Отдайте мне метель и вьюгу
И зимний долгий мрак ночей.
(III, 38)

Вяч. Иванов как-то язвительно заметил, что диалектика требует прозрачного аттического воздуха и слишком утомительна для «северного ума» (II, 156). По Пастернаку, только на севере она по-настоящему и возможна. В последующих текстах «Поверх барьеров» мы будем сталкиваться с ней буквально на каждом шагу. Так, например, в стихотворении «Мельницы» не фантаст Дон-Кихот будет сражаться с ветряными мельницами житейской косности, а сама мельница как символ поэтического гения, перемалывая благоразумие, будет нести по всему свету фантазии искусства. Помол — дар фантастических вероятий дробимого слова. Дон-Жуан получает отказ и одерживает победу над собой («Марбург»). Медный всадник превращается в бедного Евгения, Петр Великий — в «скромного и простенького» Романова Николая II, неумело правящего винтом огромного корабля России («Артиллерист стоит у кормила…»).

Люди содержат поэта, «заказной бандеролью» посылая ему плоды рук своих — «вина, меха, освещенье и кров». С них взимает зима-баскак дань ханскому нищенству поэта. Поэт платит им пророческим служением и страданием, тем, что дает смысл, содержание жизни. «Книга, — пишет Пастернак в статье „Несколько положений“, — есть кубический кусок горячей, дымящейся совести — и больше ничего» (IV, 367).

Или словами Анненского:

О, мучительный вопрос!
Наша совесть… Наша совесть…

Мучение Анненского «В дороге» понятно — это стыд русского интеллигента перед нищетой народа. У Пастернака — о природе поэзии, и сама нищета становится совестью благополучия. Поэт — рыцарь бедный поста, жалости и тревоги: «Безумье — доверяться здравому смыслу. Безумье — сомневаться в нем. <…> Так мы вплотную подходим к чистой сущности поэзии. Она тревожна…» (I, 370).
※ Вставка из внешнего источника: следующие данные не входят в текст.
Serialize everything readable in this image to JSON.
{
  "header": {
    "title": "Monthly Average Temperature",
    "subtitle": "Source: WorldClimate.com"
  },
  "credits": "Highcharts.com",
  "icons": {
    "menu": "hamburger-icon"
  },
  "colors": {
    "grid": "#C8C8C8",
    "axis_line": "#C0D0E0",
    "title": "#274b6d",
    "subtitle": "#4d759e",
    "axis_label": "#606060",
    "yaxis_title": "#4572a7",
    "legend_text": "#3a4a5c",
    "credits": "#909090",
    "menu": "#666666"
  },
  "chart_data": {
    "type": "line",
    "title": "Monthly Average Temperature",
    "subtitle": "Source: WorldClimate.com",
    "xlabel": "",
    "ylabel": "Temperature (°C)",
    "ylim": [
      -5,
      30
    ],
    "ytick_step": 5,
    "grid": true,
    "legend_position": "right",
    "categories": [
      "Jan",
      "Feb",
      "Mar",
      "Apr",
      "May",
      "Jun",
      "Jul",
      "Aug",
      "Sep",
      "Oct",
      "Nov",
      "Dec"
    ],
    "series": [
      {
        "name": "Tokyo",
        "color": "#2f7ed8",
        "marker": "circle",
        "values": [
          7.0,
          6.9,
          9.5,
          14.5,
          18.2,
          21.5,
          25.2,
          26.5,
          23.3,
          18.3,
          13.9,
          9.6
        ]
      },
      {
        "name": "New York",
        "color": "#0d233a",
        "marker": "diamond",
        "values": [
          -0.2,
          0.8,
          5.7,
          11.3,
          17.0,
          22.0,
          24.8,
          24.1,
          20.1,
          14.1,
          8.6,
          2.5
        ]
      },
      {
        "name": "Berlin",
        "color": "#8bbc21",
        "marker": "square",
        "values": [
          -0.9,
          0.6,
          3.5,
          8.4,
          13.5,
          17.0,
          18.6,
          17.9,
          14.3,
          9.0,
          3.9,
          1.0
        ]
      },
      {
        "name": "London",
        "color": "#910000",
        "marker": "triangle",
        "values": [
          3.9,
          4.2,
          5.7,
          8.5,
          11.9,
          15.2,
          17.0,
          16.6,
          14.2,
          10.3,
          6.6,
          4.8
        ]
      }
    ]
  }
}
Наиболее сурово отношение к носителям «здравого смысла», «узникам уюта», горожанам выражено в стихотворении «Сочельник», безусловно связанном с «Двором» (мы учитываем и переработку 1928 года). Пожалуй, нигде так гневно Пастернак не клеймил самодовольный филистерский дух, как в «Сочельнике». Но дело не только в филистерстве и романтическом заговоре против него:

Все в крестиках белых, как в Варфоломееву
Ночь — окна и двери. Метель-заговорщица!
Оклеивай окна и двери оклеивай,
Там детство рождественской елью топорщится.
Бушует бульваров безлиственных заговор.
Торжественно. Грозно. Беззвездно. И боязно.
На сборное место, город! За город!
И хлопья мелькают, как лампы у пояса.
Как лампы у пояса. Грозно, торжественно.
Беззвездно и боязно. Ветер разнузданный
Осветит кой-где балаганное шествие —
«Вы узнаны, ветки! Прохожий, ты узнан!»
И взмах лампиона: «Вы узнаны, узники
Уюта!» — и по двери, мелом, крест-накрест
От номера к номеру. Стынущей музыкой
Визгливо: «Вы узнаны, скрипы фиакра!»
Что лагерем стали, что подняты на ноги,
Что в саванах взмыли сувои — сполагоря!
Под праздник отправятся к праотцам правнуки!
Ночь — Варфоломеева! За город! За город!
(I, 458)

Ночь под Рождество сравнивается с кровавой Варфоломеевской. Метель помечает меловыми крестиками, «крест-накрест» окна и двери обывателей. Гибель тому, кто останется в этом узилище уюта. Спасение — в выходе на простор, за город, в открытое пространство, там, где беглецы встанут лагерем. Они — «подонки творенья и метели», там, где они стали «сполагоря», — легко и вольно. «Подонки» здесь — в значении «гуща, осадок», т. е. та же соль земли, которая упоминается и «градирнями» «Двора». Пастернак сопрягает, по сути, три ночи: варфоломеевскую, рождественскую (календарную) и ночь перед Рождеством самого Иисуса Христа. Заговор метели в узнавании и отборе тех, кто способен идти крестным путем, — от тех, кто останется узниками уюта. Вьюга, «от номера к номеру», считает окна и двери. В городе — «торжественно. Грозно. Беззвездно. И боязно». Это не час убийства, а ночь Вифлеемской звезды, истинный путь к ней. Подняты на ноги, отправились в дорогу те правнуки, которые через тысячелетия повторят и познают праотеческую историю. И подняты они, как по тревоге: «За город! За город!».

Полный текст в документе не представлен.